Qué haces: ¿dejas que tu salud física y mental acabe hecha trizas por intentar posicionar tu trabajo o abandonas la partida sabiendo que será mucho más difícil escalar en tu profesión?
Y llega la dicotomía: la necesidad de ponerse el candado o quitarse las redes para paliar la angustia y la presión autoexigente de no eliminar un canal de difusión que puede brindar oportunidades futuras. En el mundo creativo o de las artes inmateriales, si no tienes presencia en las redes sociales, no existes.

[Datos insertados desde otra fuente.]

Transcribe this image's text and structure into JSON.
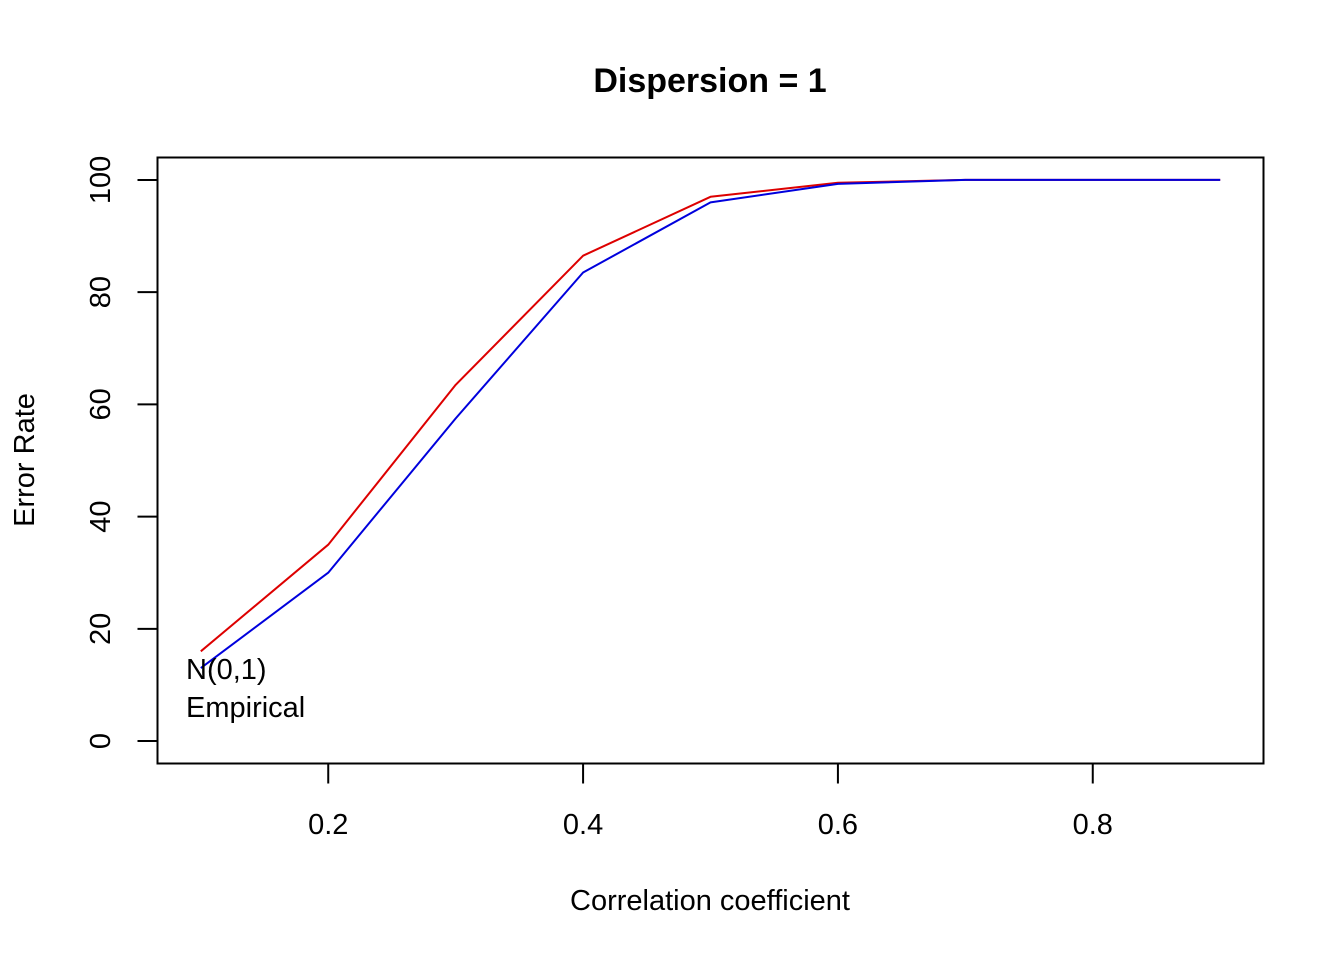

Y esa dualidad recurrente puede acabar contigo, porque qué haces: ¿dejas que tu salud física y mental acabe hecha trizas por intentar posicionar tu trabajo o abandonas la partida sabiendo que será mucho más difícil escalar en tu profesión? Dónde pones el foco: ¿en tu bienestar personal o en tu futuro laboral? Con el capitalismo devorándonos el culo y el alquiler subiendo y la gasolina por los aires, a menudo la decisión se toma antes por inercia que por consciencia.
Es también una metáfora social del mundo acotada en 280 caracteres. Twitter refleja esa obligatoriedad que nos hemos impuesto para opinar de todo y posicionarnos ante cualquier debate. Hoy en día solo eres alguien si tienes una opinión formada. Ni la equidistancia, ni la ignorancia, ni el pasotismo por un tema: eso no vale. La banalidad está tan prostituida y criminalizada que nos vemos obligados a maquinar argumentos inmediatos sin pensar, solo para alimentar el ego y no quedar como un cateto. Así crecen los síndromes impostores y las noticias sin contrastar y las opiniones de mierda, y también las personas que están en Twitter como un francotirador en un balcón, esperando el momento de disparar a matar y destripar a la presa sin miramientos ni empatía. Cazadores de mentes. Y qué pereza, qué hartura, qué asco: realmente hay personas que no tienen nada mejor que hacer.